Tom Lea (1907-2001), the iconic Texas writer, illustrator, artist and muralist, was an exceptional chronicler of the Indian, Spanish, Mexican and Anglo cultures in early Texas, but his art, such as the 1940 mural Stampede in the main post office in Odessa, Texas, reveals his love of Italian Renaissance art.
While these artists helped influence how people looked at the West, history influenced artist Maynard Dixon (1875-1946).

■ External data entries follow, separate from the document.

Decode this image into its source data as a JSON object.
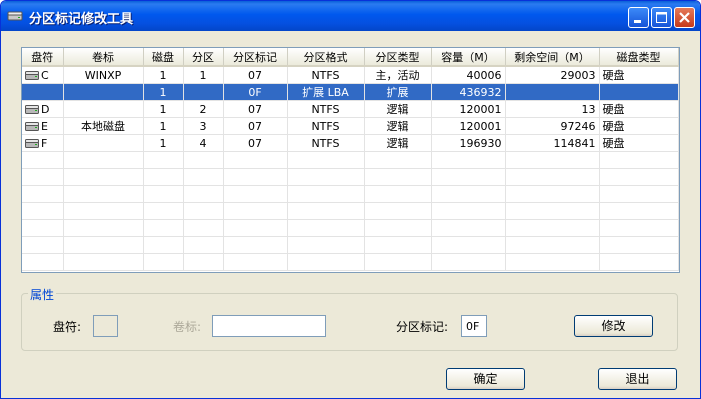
{
  "window": {
    "title": "分区标记修改工具"
  },
  "table": {
    "columns": [
      "盘符",
      "卷标",
      "磁盘",
      "分区",
      "分区标记",
      "分区格式",
      "分区类型",
      "容量（M）",
      "剩余空间（M）",
      "磁盘类型"
    ],
    "rows": [
      {
        "drive": "C",
        "label": "WINXP",
        "disk": "1",
        "part": "1",
        "mark": "07",
        "fmt": "NTFS",
        "type": "主，活动",
        "size": "40006",
        "free": "29003",
        "dtype": "硬盘",
        "icon": true
      },
      {
        "drive": "",
        "label": "",
        "disk": "1",
        "part": "",
        "mark": "0F",
        "fmt": "扩展 LBA",
        "type": "扩展",
        "size": "436932",
        "free": "",
        "dtype": "",
        "icon": false
      },
      {
        "drive": "D",
        "label": "",
        "disk": "1",
        "part": "2",
        "mark": "07",
        "fmt": "NTFS",
        "type": "逻辑",
        "size": "120001",
        "free": "13",
        "dtype": "硬盘",
        "icon": true
      },
      {
        "drive": "E",
        "label": "本地磁盘",
        "disk": "1",
        "part": "3",
        "mark": "07",
        "fmt": "NTFS",
        "type": "逻辑",
        "size": "120001",
        "free": "97246",
        "dtype": "硬盘",
        "icon": true
      },
      {
        "drive": "F",
        "label": "",
        "disk": "1",
        "part": "4",
        "mark": "07",
        "fmt": "NTFS",
        "type": "逻辑",
        "size": "196930",
        "free": "114841",
        "dtype": "硬盘",
        "icon": true
      }
    ],
    "selected_row": 1,
    "empty_rows": 7
  },
  "properties": {
    "legend": "属性",
    "drive_label": "盘符:",
    "drive_value": "",
    "volume_label": "卷标:",
    "volume_value": "",
    "mark_label": "分区标记:",
    "mark_value": "0F",
    "modify_button": "修改"
  },
  "buttons": {
    "ok": "确定",
    "exit": "退出"
  },
  "colors": {
    "selection": "#316ac5",
    "titlebar": "#0058ee",
    "legend": "#0046d5"
  }
}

“Even as mental snapshots of the West stimulate the budding painter’s imagination, the Old West begins to disappear,” says Mark Sublette, owner of Mark Sublette Medicine Man Gallery in Tucson, Arizona, and author of Maynard Dixon’s American West: Along the Distant Mesa. Sublette cites the 1889 Oklahoma Land Run, the Ghost Dance scare and the 1890 massacre of Lakota Indians at Wounded Knee by the 7th Cavalry. “These events, paramount in young Dixon’s consciousness, deepen his appreciation for Native cultures and sharpen his awareness of how quickly change is taking hold of the frontier. Like many others of his generation, Dixon hopes to paint the American Indians before their cultures perish. By the time he starts drawing in earnest, the buffalo have been hunted to the point of near-extinction; it is not unreasonable to fear the Native Americans they sustained are next.”

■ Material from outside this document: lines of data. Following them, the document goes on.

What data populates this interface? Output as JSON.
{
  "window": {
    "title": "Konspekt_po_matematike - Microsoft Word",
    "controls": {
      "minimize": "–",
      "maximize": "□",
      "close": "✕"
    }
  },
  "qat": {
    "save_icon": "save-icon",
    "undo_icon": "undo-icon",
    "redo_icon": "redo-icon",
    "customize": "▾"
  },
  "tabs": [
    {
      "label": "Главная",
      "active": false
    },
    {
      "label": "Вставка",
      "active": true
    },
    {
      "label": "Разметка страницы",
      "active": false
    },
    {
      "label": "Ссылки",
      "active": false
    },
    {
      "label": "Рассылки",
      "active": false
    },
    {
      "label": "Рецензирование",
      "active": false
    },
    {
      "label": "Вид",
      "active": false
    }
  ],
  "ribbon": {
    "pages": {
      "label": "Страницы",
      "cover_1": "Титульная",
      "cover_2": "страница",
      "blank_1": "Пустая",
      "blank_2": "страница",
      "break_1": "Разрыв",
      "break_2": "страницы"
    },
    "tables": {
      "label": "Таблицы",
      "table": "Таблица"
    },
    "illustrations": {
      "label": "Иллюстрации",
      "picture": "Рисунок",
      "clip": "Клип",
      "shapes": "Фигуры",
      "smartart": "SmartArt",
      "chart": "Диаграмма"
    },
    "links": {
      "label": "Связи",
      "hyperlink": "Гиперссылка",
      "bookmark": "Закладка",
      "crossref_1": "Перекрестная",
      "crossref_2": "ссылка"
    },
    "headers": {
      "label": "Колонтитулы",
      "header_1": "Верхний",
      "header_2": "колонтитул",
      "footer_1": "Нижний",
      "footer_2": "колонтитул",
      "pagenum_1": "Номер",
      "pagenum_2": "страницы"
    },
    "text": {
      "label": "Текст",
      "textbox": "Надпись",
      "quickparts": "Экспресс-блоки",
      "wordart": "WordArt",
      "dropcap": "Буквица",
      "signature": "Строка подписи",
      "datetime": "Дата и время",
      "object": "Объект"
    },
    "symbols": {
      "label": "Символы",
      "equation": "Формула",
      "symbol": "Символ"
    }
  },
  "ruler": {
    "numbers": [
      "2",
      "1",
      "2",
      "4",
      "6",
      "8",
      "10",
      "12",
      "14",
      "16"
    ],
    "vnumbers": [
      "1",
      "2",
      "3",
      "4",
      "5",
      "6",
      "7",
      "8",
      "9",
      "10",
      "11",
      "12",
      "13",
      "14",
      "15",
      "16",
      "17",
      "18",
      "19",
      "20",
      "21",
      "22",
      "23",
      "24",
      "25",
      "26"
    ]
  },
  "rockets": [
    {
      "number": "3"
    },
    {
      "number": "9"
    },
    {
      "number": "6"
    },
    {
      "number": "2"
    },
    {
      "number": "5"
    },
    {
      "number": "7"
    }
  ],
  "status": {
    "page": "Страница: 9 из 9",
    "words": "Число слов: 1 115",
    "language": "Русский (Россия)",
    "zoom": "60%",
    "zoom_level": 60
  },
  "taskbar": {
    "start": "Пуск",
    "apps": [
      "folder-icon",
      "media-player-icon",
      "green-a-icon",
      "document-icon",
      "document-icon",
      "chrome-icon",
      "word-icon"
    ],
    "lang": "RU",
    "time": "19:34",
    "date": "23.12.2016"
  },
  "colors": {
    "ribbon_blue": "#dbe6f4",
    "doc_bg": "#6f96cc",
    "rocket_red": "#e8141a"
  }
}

During the Golden Age of pulp magazines (1920s-1950s), Arthur Roy Mitchell (1889-1977) made a living painting covers and illustrations for magazines and novels before returning to his hometown of Trinidad, Colorado, to paint.
“The covers…were meant to be eye-catching,” says Allyson Sheumaker, executive director of Trinidad’s A.R. Mitchell Museum of Western Art. “I believe the colors he chose in his illustrations reflected that. Most of his cover cowboys wore red shirts as an example. …His paintings reflect the light from a candle or oil lamp, the stance of a horse tied to a hitching post. It is my opinion that if the illustration was by Arthur R. Mitchell, it depicted the West he knew. The color of the cowboy’s shirt may be brighter, but the subject was true.”
The pulps all but disappeared by the 1960s, when other artists began looking at the West differently.
In the late 1960s, Fritz Scholder, a one-quarter Luseino Indian, began painting the “real Indian”—with an Indian drinking a Coors beer or a “Mad Indian” with the American flag behind him.
The latter part of the 20th century saw a new wave of Western art reinvigorated with Pop art interpretations by Andy Warhol (1928-1987). “When an artist of his significance and oeuvre weighs in on the American West, you have to take note of it,” says Seth Hopkins, executive director of the Booth Western Art Museum in Cartersville, Georgia.
Warhol’s contributions are on display in Andy Warhol and the West, co-developed by the Booth, National Cowboy & Western Heritage Museum and the Tacoma Art Museum. The exhibit runs at the Booth through December 31 before moving to Oklahoma City and Tacoma next year.
Warhol “wore cowboy boots almost every day,” Hopkins says. “He had a Roy Rogers alarm clock. What’s more Western than that?”
Where does Western art go from here?
Artist Thom Ross of Lamy, New Mexico, would like to see “artists with true imagination tackle the reasons why they care about Western art, and why we should care about it, too. If it matters, why does it matter? Challenge viewers. If your art isn’t doing that, then it’s not art—it’s a product.”
Johnny D. Boggs writes in his office, where an original painting of a Comanche Indian by Nocona Burgess and a Theresa Montoya original painting of St. Francis—patron of writers, editors and journalists—protect him.